Thursday, July 30, 2009
THURSDAY, July 30 (HealthDay News) -- Injection of nanoparticles encoding the gene for a diphtheria toxin suicide protein (DT-A) into mice with ovarian tumors reduced tumor burden, slowed the growth of the tumors and increased the lifespan of the mice, pointing to a potential therapy for advanced ovarian cancer, according to a study in the August 1 issue of Cancer Research.
Yu-Hung Huang, of the Lankenau Institute for Medical Research in Wynnewood, Pa., and colleagues injected into the mouse tumors cationic biodegradable poly(β-amino ester) polymer as a vector for the nanoparticles containing DNA encoding DT-A. DT-A expression was targeted to the tumor cells by the use of the promoter sequences of two genes active in ovarian tumor cells, the whey-acidic protein human epididymis protein 4 gene and the mesothelin gene. In another group, the researchers treated the mice with cisplatin and paclitaxel, the current standard combination therapy for ovarian cancer.
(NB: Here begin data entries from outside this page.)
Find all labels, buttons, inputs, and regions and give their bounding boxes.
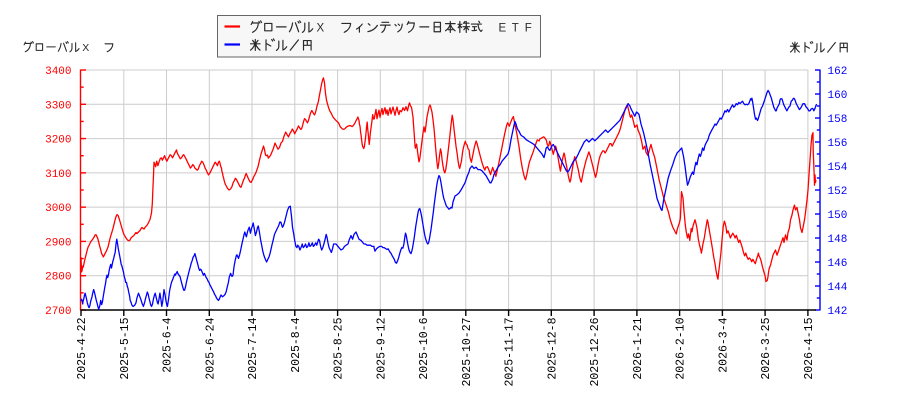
svg-text:2025-10-27: 2025-10-27: [461, 318, 474, 387]
svg-text:T: T: [512, 23, 519, 35]
svg-text:2025-4-22: 2025-4-22: [76, 317, 89, 379]
svg-text:2025-5-15: 2025-5-15: [119, 317, 132, 379]
svg-text:2025-8-25: 2025-8-25: [333, 317, 346, 379]
svg-text:156: 156: [828, 138, 848, 150]
svg-text:3100: 3100: [45, 169, 71, 181]
svg-text:3000: 3000: [45, 203, 71, 215]
svg-text:2026-1-21: 2026-1-21: [632, 317, 645, 379]
svg-text:2025-12-26: 2025-12-26: [589, 317, 602, 386]
svg-text:158: 158: [828, 114, 848, 126]
svg-text:160: 160: [828, 90, 848, 102]
svg-text:2025-11-17: 2025-11-17: [504, 318, 517, 387]
svg-text:148: 148: [828, 234, 848, 246]
svg-text:2026-3-25: 2026-3-25: [760, 317, 773, 379]
svg-text:154: 154: [828, 162, 848, 174]
svg-text:3400: 3400: [45, 66, 71, 78]
svg-text:2025-7-14: 2025-7-14: [247, 317, 260, 379]
svg-text:144: 144: [828, 282, 848, 294]
svg-text:2025-6-4: 2025-6-4: [162, 317, 175, 372]
svg-text:2026-3-4: 2026-3-4: [717, 317, 730, 372]
svg-text:142: 142: [828, 306, 848, 318]
svg-text:152: 152: [828, 186, 848, 198]
svg-text:2025-8-4: 2025-8-4: [290, 317, 303, 372]
svg-text:3200: 3200: [45, 135, 71, 147]
svg-text:E: E: [498, 23, 506, 35]
svg-text:2025-9-12: 2025-9-12: [375, 317, 388, 379]
svg-text:2700: 2700: [45, 306, 71, 318]
svg-text:X: X: [82, 42, 89, 54]
svg-text:2025-12-8: 2025-12-8: [546, 317, 559, 379]
svg-text:2026-2-10: 2026-2-10: [675, 317, 688, 379]
svg-text:2800: 2800: [45, 272, 71, 284]
svg-text:3300: 3300: [45, 100, 71, 112]
svg-text:150: 150: [828, 210, 848, 222]
svg-text:F: F: [525, 23, 532, 35]
svg-text:2026-4-15: 2026-4-15: [803, 317, 816, 379]
svg-text:2900: 2900: [45, 237, 71, 249]
svg-text:146: 146: [828, 258, 848, 270]
svg-text:2025-10-6: 2025-10-6: [418, 317, 431, 379]
svg-text:162: 162: [828, 66, 848, 78]
svg-text:2025-6-24: 2025-6-24: [204, 317, 217, 379]
svg-text:X: X: [316, 23, 324, 35]
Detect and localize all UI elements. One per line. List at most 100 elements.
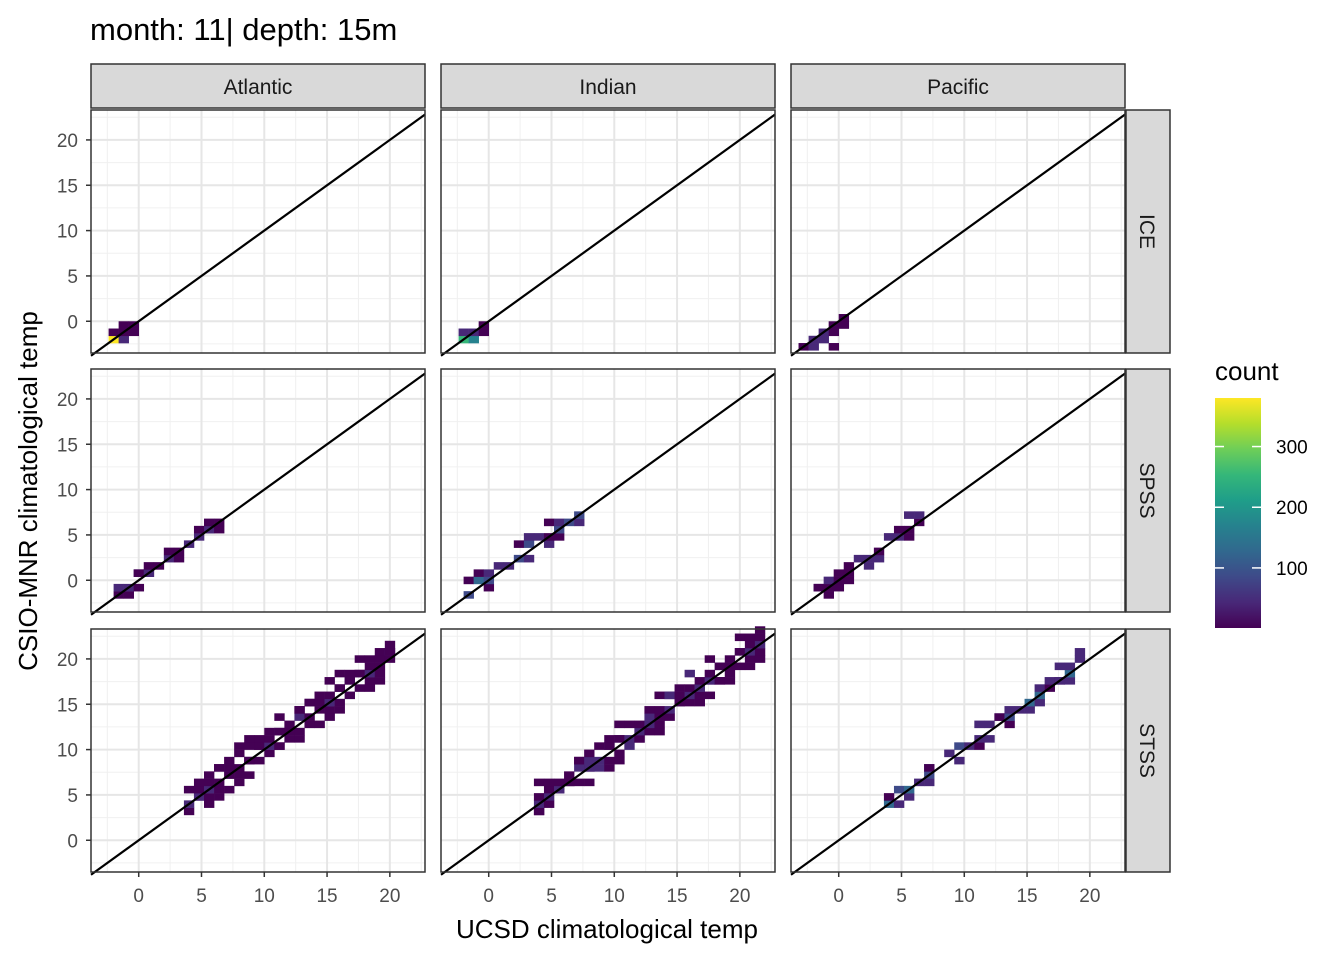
strip-label: Atlantic — [224, 76, 293, 99]
bin-cell — [294, 727, 305, 736]
y-tick-label: 20 — [57, 131, 78, 152]
bin-cell — [523, 533, 535, 541]
panel-pacific-spss — [790, 368, 1126, 616]
bin-cell — [334, 669, 345, 678]
bin-cell — [644, 713, 655, 721]
bin-cell — [224, 764, 235, 772]
bin-cell — [994, 713, 1005, 721]
bin-cell — [808, 343, 819, 351]
bin-cell — [704, 691, 716, 700]
colorbar-label: 200 — [1276, 498, 1308, 519]
bin-cell — [674, 691, 685, 700]
bin-cell — [614, 720, 625, 729]
bin-cell — [314, 720, 325, 729]
panel-border — [440, 368, 776, 613]
bin-cell — [614, 756, 625, 765]
y-tick-label: 5 — [67, 267, 78, 288]
y-tick-label: 10 — [57, 741, 78, 762]
colorbar-label: 300 — [1276, 438, 1308, 459]
bin-cell — [364, 662, 376, 671]
bin-cell — [644, 727, 655, 736]
bin-cell — [828, 343, 840, 351]
bin-cell — [594, 764, 605, 772]
bin-cell — [1024, 706, 1035, 714]
bin-cell — [483, 569, 495, 577]
bin-cell — [254, 735, 265, 743]
bin-cell — [1064, 677, 1076, 685]
bin-cell — [193, 785, 205, 794]
bin-cell — [123, 591, 134, 599]
bin-cell — [974, 720, 985, 729]
bin-cell — [234, 771, 245, 779]
bin-cell — [183, 807, 195, 816]
bin-cell — [954, 742, 965, 750]
panel-atlantic-stss: 0 5 10 15 20 0 5 10 15 20 — [57, 628, 426, 907]
bin-cell — [204, 778, 215, 787]
bin-cell — [704, 655, 716, 663]
strip-pacific: Pacific — [790, 63, 1126, 109]
bin-cell — [214, 764, 225, 772]
bin-cell — [244, 742, 255, 750]
facet-grid: 0 5 10 15 20 0 5 10 15 20 0 5 10 15 20 0 5 10 15 20 0 5 10 15 20… — [57, 63, 1171, 907]
bin-cell — [473, 569, 484, 577]
bin-cell — [724, 669, 736, 678]
bin-cell — [274, 742, 285, 750]
bin-cell — [984, 735, 995, 743]
bin-cell — [694, 691, 705, 700]
bin-cell — [234, 778, 245, 787]
bin-cell — [904, 511, 915, 519]
panel-border — [90, 109, 426, 354]
bin-cell — [833, 583, 845, 592]
bin-cell — [513, 540, 525, 548]
bin-cell — [334, 698, 345, 707]
bin-cell — [324, 691, 335, 700]
bin-cell — [463, 576, 474, 585]
identity-line — [440, 113, 776, 357]
bin-cell — [754, 633, 766, 642]
colorbar — [1215, 398, 1261, 628]
strip-label: SPSS — [1135, 462, 1158, 518]
strip-stss: STSS — [1125, 628, 1171, 873]
x-tick-label: 20 — [379, 886, 400, 907]
bin-cell — [374, 677, 386, 685]
bin-cell — [254, 756, 265, 765]
bin-cell — [674, 684, 685, 692]
bin-cell — [543, 785, 555, 794]
bin-cell — [843, 562, 855, 570]
bin-cell — [294, 706, 305, 714]
bin-cell — [244, 735, 255, 743]
strip-label: ICE — [1135, 214, 1158, 249]
bin-cell — [183, 785, 195, 794]
bin-cell — [954, 756, 965, 765]
y-axis-title: CSIO-MNR climatological temp — [13, 311, 43, 671]
bin-cell — [533, 793, 545, 801]
bin-cell — [904, 793, 915, 801]
y-tick-label: 0 — [67, 571, 78, 592]
bin-cell — [1004, 720, 1015, 729]
bin-cell — [893, 525, 905, 534]
strip-background — [90, 63, 426, 109]
bin-cell — [744, 633, 756, 642]
bin-cell — [554, 778, 565, 787]
gridlines — [91, 629, 425, 872]
bin-cell — [334, 706, 345, 714]
bin-cell — [654, 706, 665, 714]
bin-cell — [873, 554, 885, 563]
identity-line — [790, 113, 1126, 357]
identity-line — [90, 372, 426, 616]
identity-line — [440, 372, 776, 616]
gridlines — [441, 110, 775, 353]
strip-label: Pacific — [927, 76, 989, 99]
bin-cell — [843, 576, 855, 585]
bin-cell — [813, 583, 824, 592]
identity-line — [790, 372, 1126, 616]
panel-border — [440, 628, 776, 873]
panel-border — [90, 628, 426, 873]
bin-cell — [344, 691, 355, 700]
bin-cell — [204, 793, 215, 801]
panel-border — [790, 368, 1126, 613]
bin-cell — [344, 677, 355, 685]
panel-pacific-ice — [790, 109, 1126, 357]
bin-cell — [264, 727, 275, 736]
bin-cell — [468, 335, 479, 344]
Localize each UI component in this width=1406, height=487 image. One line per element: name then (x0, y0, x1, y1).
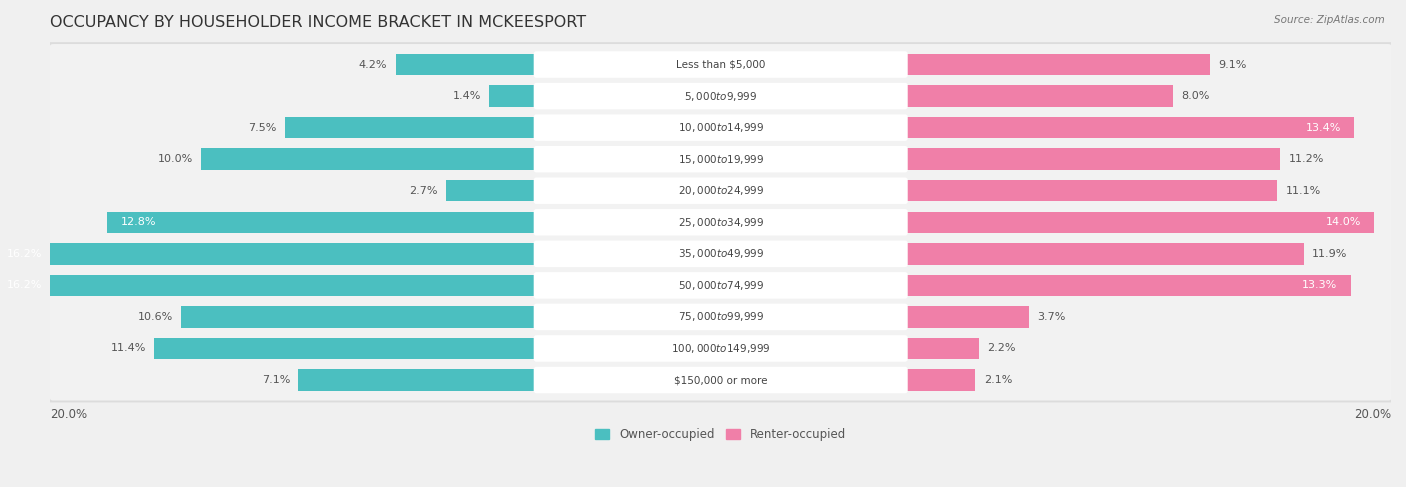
Bar (395, 54, 536, 75)
Text: $50,000 to $74,999: $50,000 to $74,999 (678, 279, 763, 292)
Bar (181, 306, 536, 328)
Text: $20,000 to $24,999: $20,000 to $24,999 (678, 184, 763, 197)
Text: 13.4%: 13.4% (1305, 123, 1341, 132)
Text: 11.9%: 11.9% (1312, 249, 1347, 259)
Bar (285, 117, 536, 138)
FancyBboxPatch shape (49, 297, 1392, 337)
FancyBboxPatch shape (46, 74, 1395, 118)
Text: 20.0%: 20.0% (51, 409, 87, 421)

The researchers found that the mice receiving the intraperitoneal injection of the nanoparticles exhibited a significant reduction in tumor mass and a survival time of almost four weeks longer than mice that did not get the injections, with only minimal toxicity in surrounding tissue and blood. The authors further note that nanoparticle therapy also suppressed tumor growth better than treatment with cisplatin and paclitaxel.
"Our findings suggest that intraperitoneal injection administration of polymeric nanoparticles to deliver DT-A encoding DNA, combined with transcriptional regulation to target gene expression to ovarian tumor cells, holds promise as an effective therapy for advanced-stage ovarian cancer," Huang and colleagues conclude.